Don't get married until you've discussed this issue with him.  It's a reasonable request to not have adult kids live with you, or to have a very clear time limit and expectations if they do. 

Curious Georgetta's picture

cannot discuss with him , that should be an indicator that your relationship is not an open and honest relationship.

Do you honestly want to be married to a man with whom there are limits on the things that you can discuss?

What other parameters and limitations are likely to evolve over time?

Life is too short to spend time trying to expand relationships that you know or anticipate them becoming problem laden.

If your instincts and experiences are signaling  that this is not a situation in which you want to live, what is the justification for moving forward with this relationship? You are choosing to move into what you know will be an unhappy arrangement for you.

Forewarned is forearmed.

 

hereiam's picture

She can't wait to be done and move here to be with us...She always relies on her dad, her best friend, to entertain her....And my bf tells me that it's not weird that she is so close to him.

Big red flags.

I also know that this wouldn't be happening for a few years so I really shouldn't even be worrying about it

You absolutely should be worrying about it and discussing it with your BF ahead of time so everybody knows what everybody elses expectations are.

If she hears us arguing she butts in and I honestly feel like I'm hanged up on.

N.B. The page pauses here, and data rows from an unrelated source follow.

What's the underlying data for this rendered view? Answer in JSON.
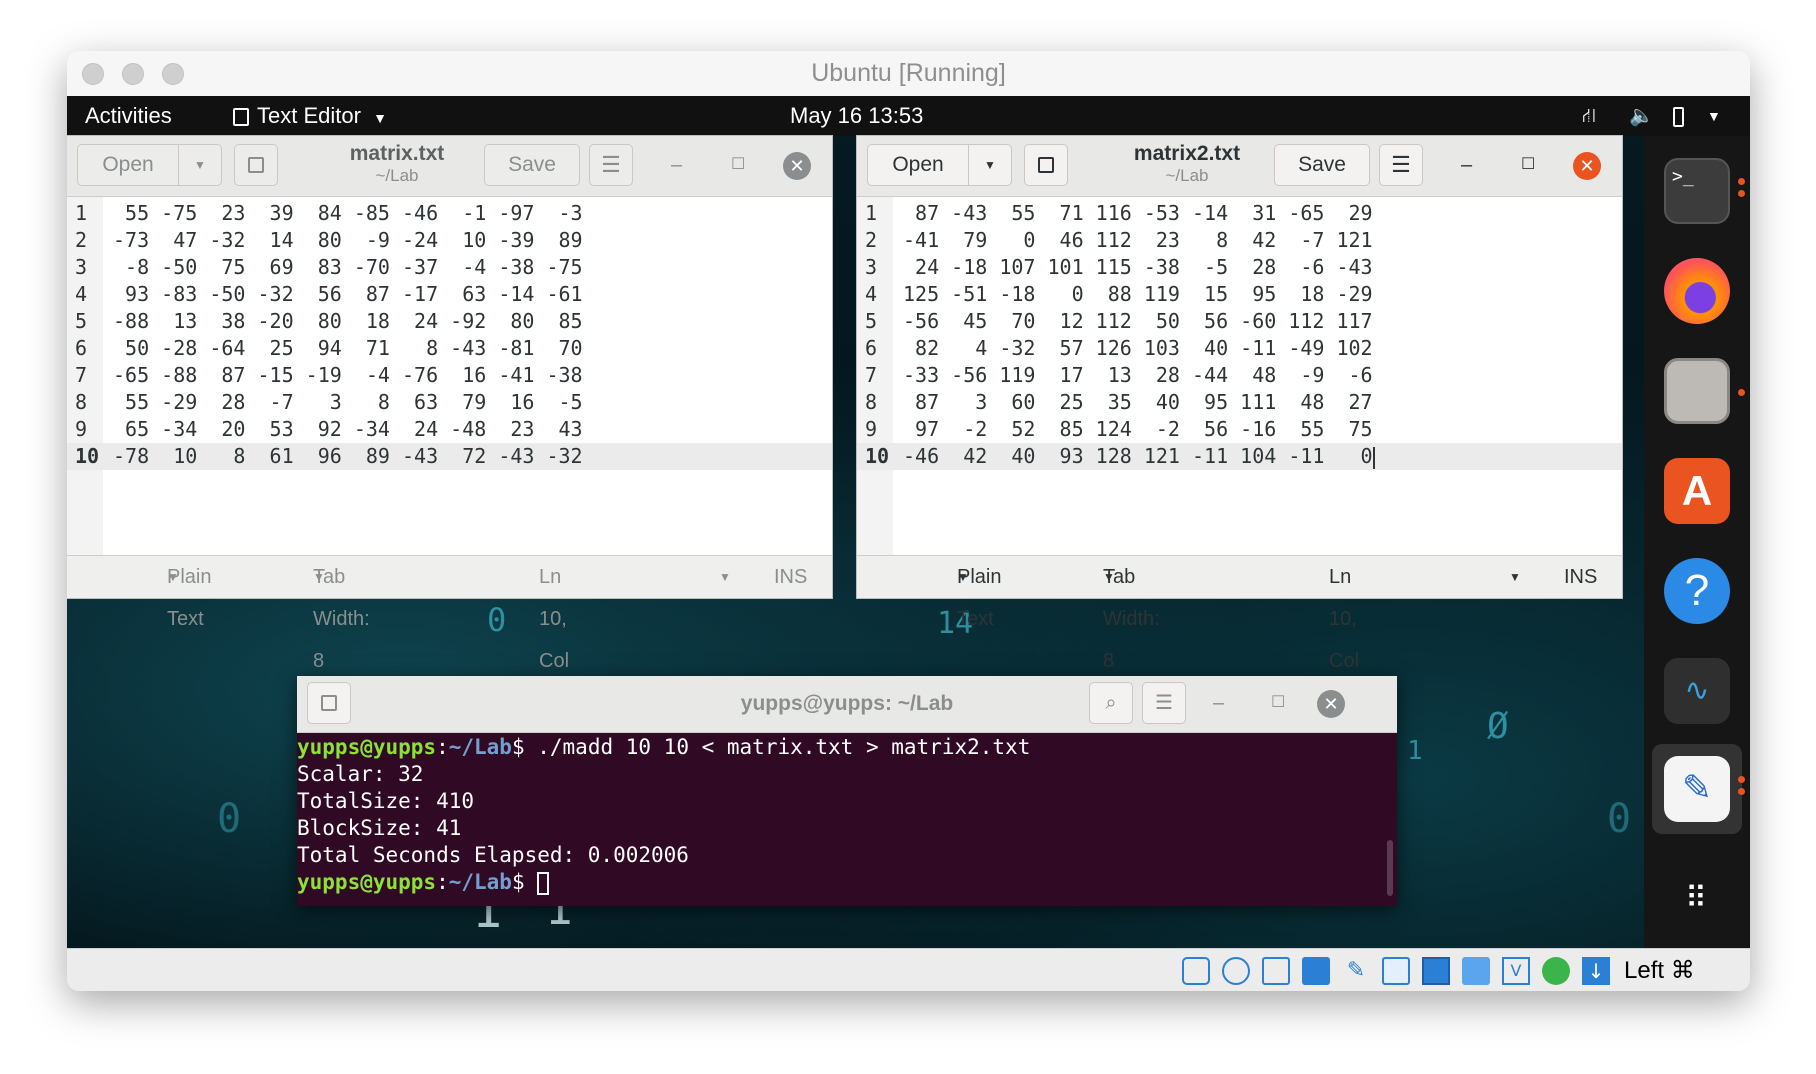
{
  "vbox": {
    "title": "Ubuntu [Running]",
    "host_key": "Left ⌘"
  },
  "topbar": {
    "activities": "Activities",
    "app_menu": "Text Editor",
    "clock": "May 16  13:53"
  },
  "editor_left": {
    "open_label": "Open",
    "save_label": "Save",
    "filename": "matrix.txt",
    "path": "~/Lab",
    "lines": [
      {
        "n": "1",
        "t": " 55 -75  23  39  84 -85 -46  -1 -97  -3"
      },
      {
        "n": "2",
        "t": "-73  47 -32  14  80  -9 -24  10 -39  89"
      },
      {
        "n": "3",
        "t": " -8 -50  75  69  83 -70 -37  -4 -38 -75"
      },
      {
        "n": "4",
        "t": " 93 -83 -50 -32  56  87 -17  63 -14 -61"
      },
      {
        "n": "5",
        "t": "-88  13  38 -20  80  18  24 -92  80  85"
      },
      {
        "n": "6",
        "t": " 50 -28 -64  25  94  71   8 -43 -81  70"
      },
      {
        "n": "7",
        "t": "-65 -88  87 -15 -19  -4 -76  16 -41 -38"
      },
      {
        "n": "8",
        "t": " 55 -29  28  -7   3   8  63  79  16  -5"
      },
      {
        "n": "9",
        "t": " 65 -34  20  53  92 -34  24 -48  23  43"
      },
      {
        "n": "10",
        "t": "-78  10   8  61  96  89 -43  72 -43 -32"
      }
    ],
    "status": {
      "syntax": "Plain Text",
      "tab_width": "Tab Width: 8",
      "position": "Ln 10, Col 41",
      "mode": "INS"
    }
  },
  "editor_right": {
    "open_label": "Open",
    "save_label": "Save",
    "filename": "matrix2.txt",
    "path": "~/Lab",
    "lines": [
      {
        "n": "1",
        "t": " 87 -43  55  71 116 -53 -14  31 -65  29"
      },
      {
        "n": "2",
        "t": "-41  79   0  46 112  23   8  42  -7 121"
      },
      {
        "n": "3",
        "t": " 24 -18 107 101 115 -38  -5  28  -6 -43"
      },
      {
        "n": "4",
        "t": "125 -51 -18   0  88 119  15  95  18 -29"
      },
      {
        "n": "5",
        "t": "-56  45  70  12 112  50  56 -60 112 117"
      },
      {
        "n": "6",
        "t": " 82   4 -32  57 126 103  40 -11 -49 102"
      },
      {
        "n": "7",
        "t": "-33 -56 119  17  13  28 -44  48  -9  -6"
      },
      {
        "n": "8",
        "t": " 87   3  60  25  35  40  95 111  48  27"
      },
      {
        "n": "9",
        "t": " 97  -2  52  85 124  -2  56 -16  55  75"
      },
      {
        "n": "10",
        "t": "-46  42  40  93 128 121 -11 104 -11   0"
      }
    ],
    "status": {
      "syntax": "Plain Text",
      "tab_width": "Tab Width: 8",
      "position": "Ln 10, Col 41",
      "mode": "INS"
    }
  },
  "terminal": {
    "title": "yupps@yupps: ~/Lab",
    "prompt_user": "yupps@yupps",
    "prompt_path": "~/Lab",
    "command": " ./madd 10 10 < matrix.txt > matrix2.txt",
    "output": [
      "Scalar: 32",
      "TotalSize: 410",
      "BlockSize: 41",
      "Total Seconds Elapsed: 0.002006"
    ]
  },
  "colors": {
    "ubuntu_orange": "#e95420",
    "terminal_bg": "#300a24",
    "prompt_green": "#8ae234",
    "prompt_blue": "#729fcf"
  },
  "dock_icons": [
    "terminal-icon",
    "firefox-icon",
    "files-icon",
    "software-icon",
    "help-icon",
    "system-monitor-icon",
    "text-editor-icon",
    "show-apps-icon"
  ]
}
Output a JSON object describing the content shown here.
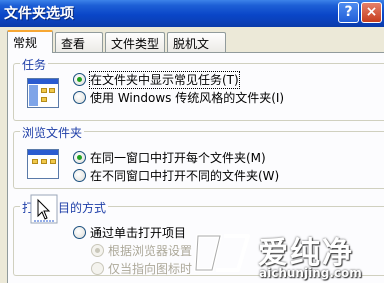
{
  "window": {
    "title": "文件夹选项",
    "help_label": "?",
    "close_label": "×"
  },
  "tabs": [
    {
      "label": "常规",
      "active": true
    },
    {
      "label": "查看",
      "active": false
    },
    {
      "label": "文件类型",
      "active": false
    },
    {
      "label": "脱机文件",
      "active": false
    }
  ],
  "groups": {
    "tasks": {
      "legend": "任务",
      "options": [
        {
          "label": "在文件夹中显示常见任务(T)",
          "checked": true
        },
        {
          "label": "使用 Windows 传统风格的文件夹(I)",
          "checked": false
        }
      ]
    },
    "browse": {
      "legend": "浏览文件夹",
      "options": [
        {
          "label": "在同一窗口中打开每个文件夹(M)",
          "checked": true
        },
        {
          "label": "在不同窗口中打开不同的文件夹(W)",
          "checked": false
        }
      ]
    },
    "open": {
      "legend": "打开项目的方式",
      "options": [
        {
          "label": "通过单击打开项目",
          "checked": false,
          "enabled": true
        },
        {
          "label": "根据浏览器设置",
          "checked": true,
          "enabled": false
        },
        {
          "label": "仅当指向图标时",
          "checked": false,
          "enabled": false
        }
      ]
    }
  },
  "watermark": {
    "name": "爱纯净",
    "url": "aichunjing.com"
  },
  "colors": {
    "titlebar": "#0a46c8",
    "legend_text": "#1f3fa8",
    "radio_dot": "#21a121",
    "tab_highlight": "#f7a733"
  }
}
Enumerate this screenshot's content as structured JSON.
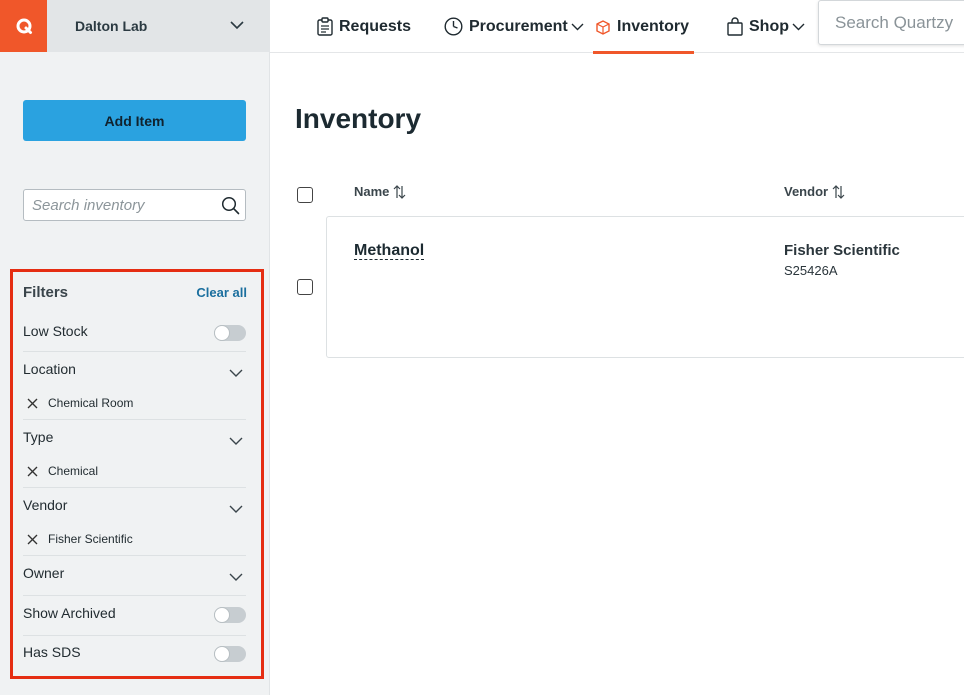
{
  "app": {
    "lab_name": "Dalton Lab"
  },
  "topnav": {
    "items": [
      {
        "label": "Requests",
        "icon": "clipboard-icon"
      },
      {
        "label": "Procurement",
        "icon": "clock-dial-icon",
        "dropdown": true
      },
      {
        "label": "Inventory",
        "icon": "box-icon",
        "active": true
      },
      {
        "label": "Shop",
        "icon": "shopping-bag-icon",
        "dropdown": true
      }
    ],
    "search_placeholder": "Search Quartzy"
  },
  "sidebar": {
    "add_item_label": "Add Item",
    "search_placeholder": "Search inventory",
    "filters": {
      "title": "Filters",
      "clear_all": "Clear all",
      "low_stock": {
        "label": "Low Stock",
        "on": false
      },
      "location": {
        "label": "Location",
        "selected": [
          "Chemical Room"
        ]
      },
      "type": {
        "label": "Type",
        "selected": [
          "Chemical"
        ]
      },
      "vendor": {
        "label": "Vendor",
        "selected": [
          "Fisher Scientific"
        ]
      },
      "owner": {
        "label": "Owner"
      },
      "show_archived": {
        "label": "Show Archived",
        "on": false
      },
      "has_sds": {
        "label": "Has SDS",
        "on": false
      }
    }
  },
  "main": {
    "title": "Inventory",
    "columns": {
      "name": "Name",
      "vendor": "Vendor"
    },
    "rows": [
      {
        "name": "Methanol",
        "vendor": "Fisher Scientific",
        "catalog": "S25426A"
      }
    ]
  },
  "colors": {
    "brand": "#f0572a",
    "primary_button": "#2aa2e0",
    "link": "#1b6f9e",
    "highlight_box": "#e52d12"
  }
}
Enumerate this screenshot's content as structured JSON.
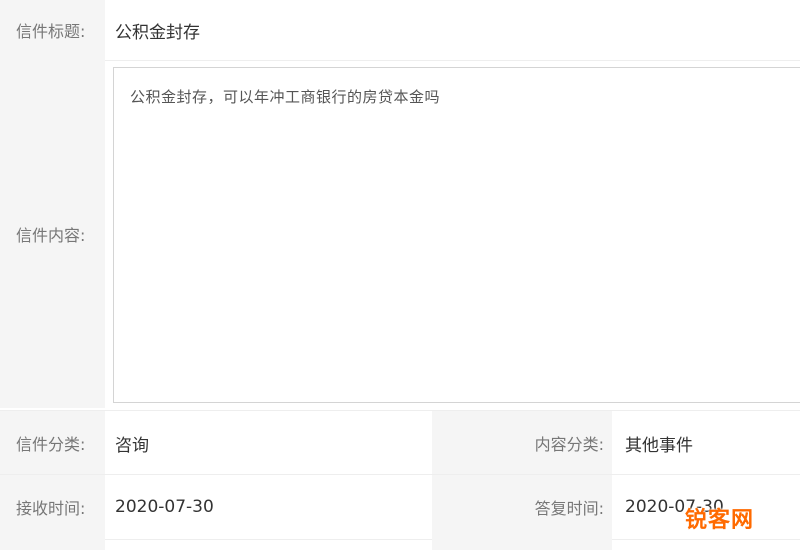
{
  "letter": {
    "title_label": "信件标题:",
    "title_value": "公积金封存",
    "content_label": "信件内容:",
    "content_value": "公积金封存，可以年冲工商银行的房贷本金吗",
    "category_label": "信件分类:",
    "category_value": "咨询",
    "content_category_label": "内容分类:",
    "content_category_value": "其他事件",
    "received_label": "接收时间:",
    "received_value": "2020-07-30",
    "reply_label": "答复时间:",
    "reply_value": "2020-07-30"
  },
  "watermark": {
    "text": "锐客网"
  }
}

Sounds like you might have a mini-wife on your hands (and I don't use that term often or lightly), which your BF created, so you definitely need to speak to him about this. You were long distance for 3 years, so you really have no idea how deep this goes. But, your gut is telling you something and you need to have the conversation with him. You already know that you don't want her to live with you but I guarantee that is what she and her dad have planned.

It could be a relationship killer.

 

Harry's picture

To a man where you do not come first. It's not going to bet better.  If you want to be controlled, Have kids come first,  not be respected.   Then this the man for you.   If not. You know the answer

Evil3's picture

Do a search on here for mini-wife syndrome. I have a mini-wife on steroids and she is 30 years old. Mini-wives do not get BFs when their peers do. They have problematic relationships if any at all. My SD used to rush home from school throughout her childhood to cling to Daddeeeeee. I have C-PTSD from coming a distant second to a mini-wife. I could go on and on and on with examples of things my mini-wife used to do to keep herself enmeshed with Dadddeeeee. My DH was equally obsessed with SD. It was disgusting!

The mini-wife dynamic is pathalogical. My SD30 didn't get her first BF until she was 24 and she barely worked until she was 25. She would still call DH for tuck-in rituals when she was 23. She didn't launch until she was 25. She moved straight from our house to her mommy's house and then in with her BF. That relationship didn't last and they could barely make it through the year lease because the BF broke up with SD mainly over her obsession with her dad. They'd have skype open 24/7 to always be in contact. My SD even works for the same orginization that DH and I do and I swear to God it's just so she can be on our communication system to chat with DH 24/7. She's extremely needy. She's currently on a trip to Mexico with her current BF and still constantly texting Dadddeeeeee. Her BF is already pissed off and they've only been together for three months.

This is what you're in for. I had to really fight to get my SD out of my house and kept out. She'd keep trying to move back in. If it were up to my DH, he'd live with his kids, especially his mini-wife forever. I highly recommend that you dump and run. It's nothing less than soul-destroying. Be careful of the gaslighting your SO might do to get you doubting yourself.

Rags's picture

Any parent who is their child's BFF is a failed parent.  Do you really want to make a life with this guy.... all things considered?